Yes, a woman with Bipolar I disorder can absolutely be diagnosed with comorbid Premenstrual Dysphoric Disorder (PMDD)
These are distinct diagnostic entities that frequently co-occur, and recognizing both diagnoses is essential for optimal treatment planning. According to ICD-11 classification, PMDD is characterized by mood, somatic, or cognitive symptoms that begin several days before menses, improve within days after onset of menses, and become minimal within one week following menses 1. This temporal pattern distinguishes it from bipolar disorder.
High Comorbidity Rates
The evidence demonstrates remarkably high comorbidity between these conditions:
- 27-76% of women with bipolar disorder meet criteria for PMDD 2, with recent large-scale data showing 27.2% prevalence 3 and Chinese cohort data showing 20.6% for PMDD specifically and 57.6% for premenstrual syndrome 4
- A 2025 meta-analysis found 42-49% comorbidity rates between PMDD/PMS and mood disorders regardless of which condition was diagnosed first 5
- Conversely, 10-15% of women with PMDD are diagnosed with bipolar disorder 2
Clinical Implications of Comorbidity
When both conditions coexist, the clinical picture is more severe:
Bipolar Illness Characteristics
- Earlier age of bipolar disorder onset 4, 6
- Higher rates of rapid cycling 6
- Increased frequency of hypomanic and depressive episodes (both lifetime and past-year) 6
- Closer temporal relationship between menarche and bipolar onset 6
- More common in Bipolar II and cyclothymia than Bipolar I 3
Additional Comorbidities
Women with both conditions show significantly higher rates of:
- Panic disorder, PTSD, generalized anxiety disorder 6
- OCD and body dysmorphic disorder 4, 3
- Bulimia nervosa and substance abuse 6
- More severe perinatal mood symptoms 6
Critical Diagnostic Pitfall: Prospective Monitoring Required
The most important caveat is that PMDD diagnosis requires prospective daily symptom monitoring for at least two menstrual cycles to confirm the luteal phase timing and distinguish it from premenstrual exacerbation of bipolar disorder 2. This is the single most common diagnostic error—making a PMDD diagnosis based on retrospective recall alone can lead to misdiagnosis when symptoms actually represent worsening of bipolar disorder in the luteal phase rather than true PMDD.
How to Differentiate:
- True PMDD: Symptoms are minimal/absent in the follicular phase (week after menses)

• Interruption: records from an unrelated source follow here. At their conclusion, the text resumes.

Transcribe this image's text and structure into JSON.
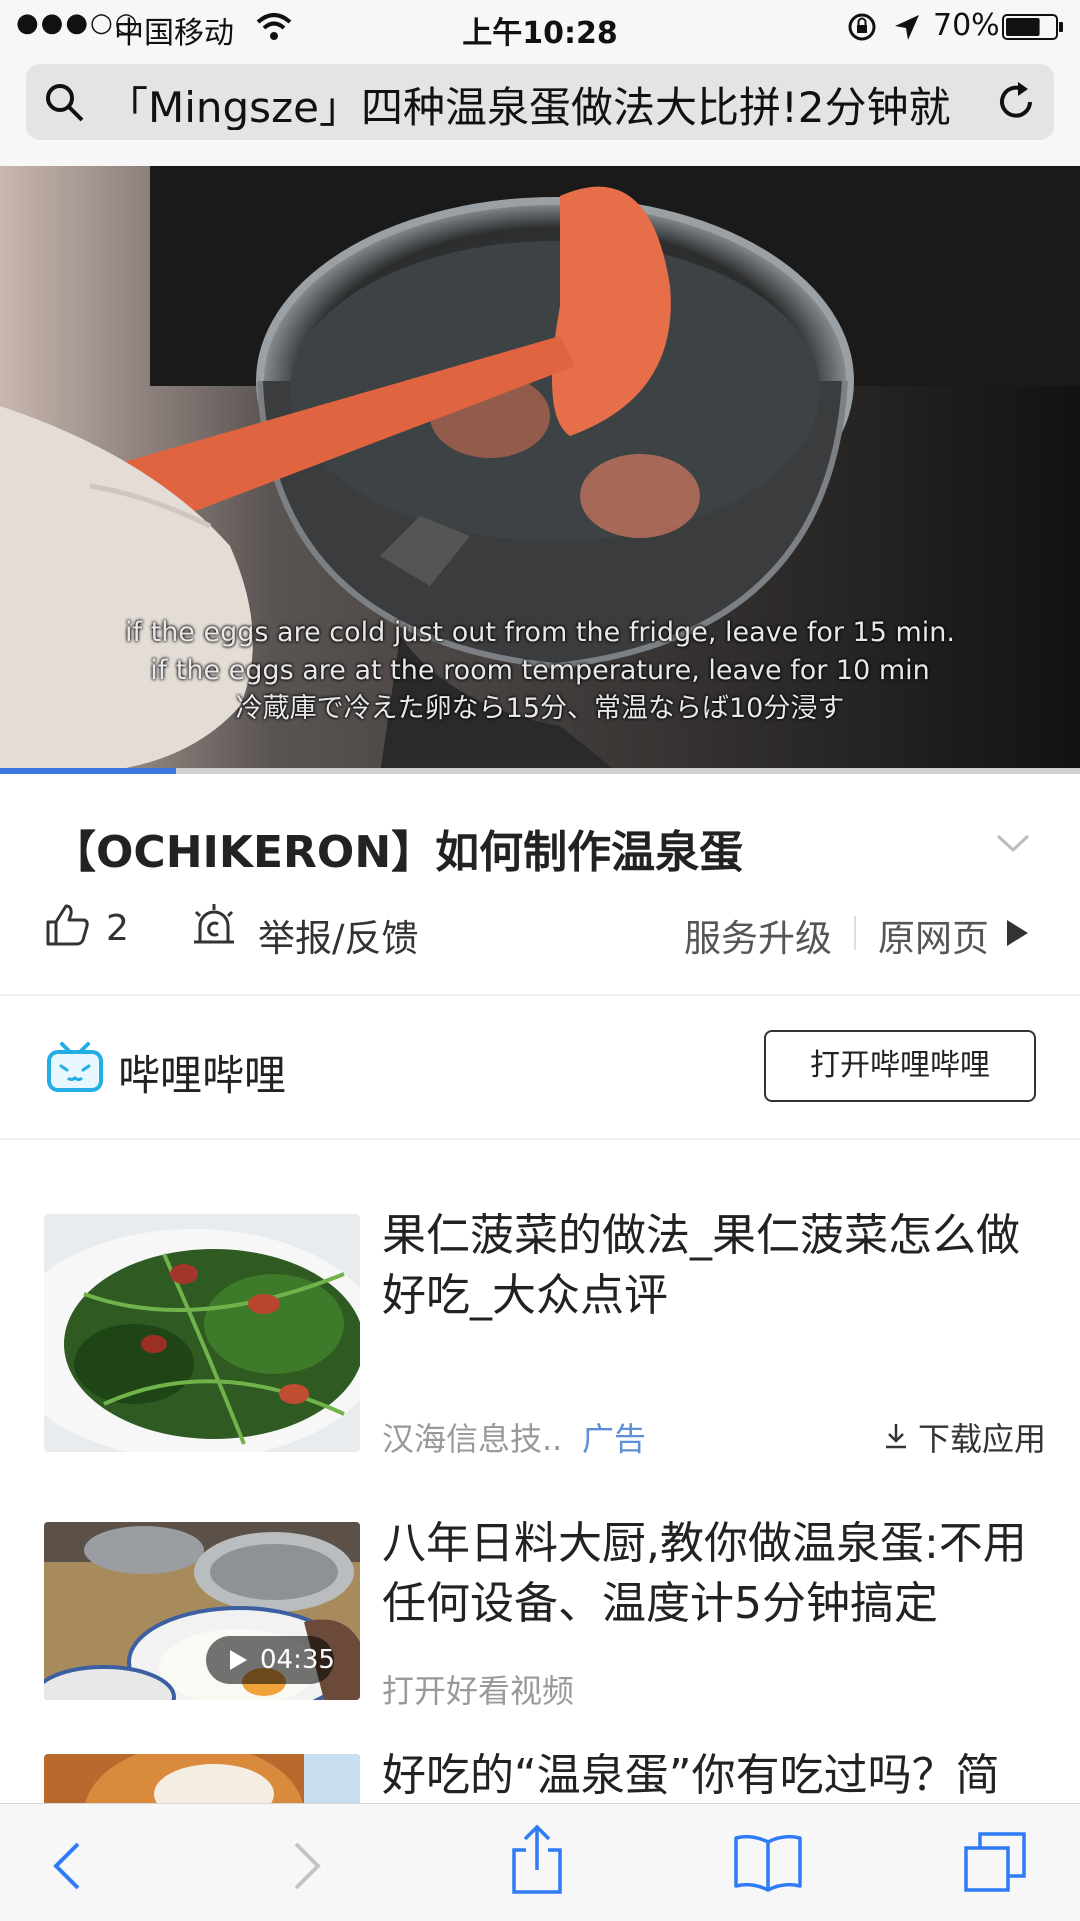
{
  "status_bar": {
    "signal": "●●●○○",
    "carrier": "中国移动",
    "time": "上午10:28",
    "battery_percent": "70%",
    "battery_level": 0.7
  },
  "address_bar": {
    "url_text": "「Mingsze」四种温泉蛋做法大比拼!2分钟就"
  },
  "video": {
    "subtitle_lines": [
      "if the eggs are cold just out from the fridge, leave for 15 min.",
      "if the eggs are at the room temperature, leave for 10 min",
      "冷蔵庫で冷えた卵なら15分、常温ならば10分浸す"
    ],
    "progress": 0.163
  },
  "title": "【OCHIKERON】如何制作温泉蛋",
  "actions": {
    "like_count": "2",
    "report_label": "举报/反馈",
    "service_upgrade": "服务升级",
    "original_page": "原网页"
  },
  "source_row": {
    "name": "哔哩哔哩",
    "open_button": "打开哔哩哔哩"
  },
  "feed": {
    "items": [
      {
        "title": "果仁菠菜的做法_果仁菠菜怎么做好吃_大众点评",
        "source": "汉海信息技..",
        "ad_label": "广告",
        "download_label": "下载应用"
      },
      {
        "title": "八年日料大厨,教你做温泉蛋:不用任何设备、温度计5分钟搞定",
        "duration": "04:35",
        "source": "打开好看视频"
      },
      {
        "title": "好吃的“温泉蛋”你有吃过吗？简单"
      }
    ]
  },
  "colors": {
    "accent": "#3a78e0",
    "ad": "#5b8fd6",
    "bilibili": "#23ade5",
    "toolbar_icon": "#2f7bf6"
  }
}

- Premenstrual exacerbation of BD: Baseline bipolar symptoms present throughout the cycle, with luteal phase worsening
Treatment Considerations
When both diagnoses are confirmed:
- Bipolar disorder treatment remains the foundation (mood stabilizers, etc.)
- PMDD-specific interventions can be added: SSRIs (particularly continuous paroxetine) 7 or combined oral contraceptives with drospirenone/ethinyl estradiol 24/4 regimen 7
- Be aware that hormonal sensitivity may impact bipolar course 6
The bidirectional relationship suggests shared pathophysiology, with PMDD potentially serving as a risk marker for future bipolar disorder development 8, showing 2.5-fold increased risk and earlier onset when it does occur.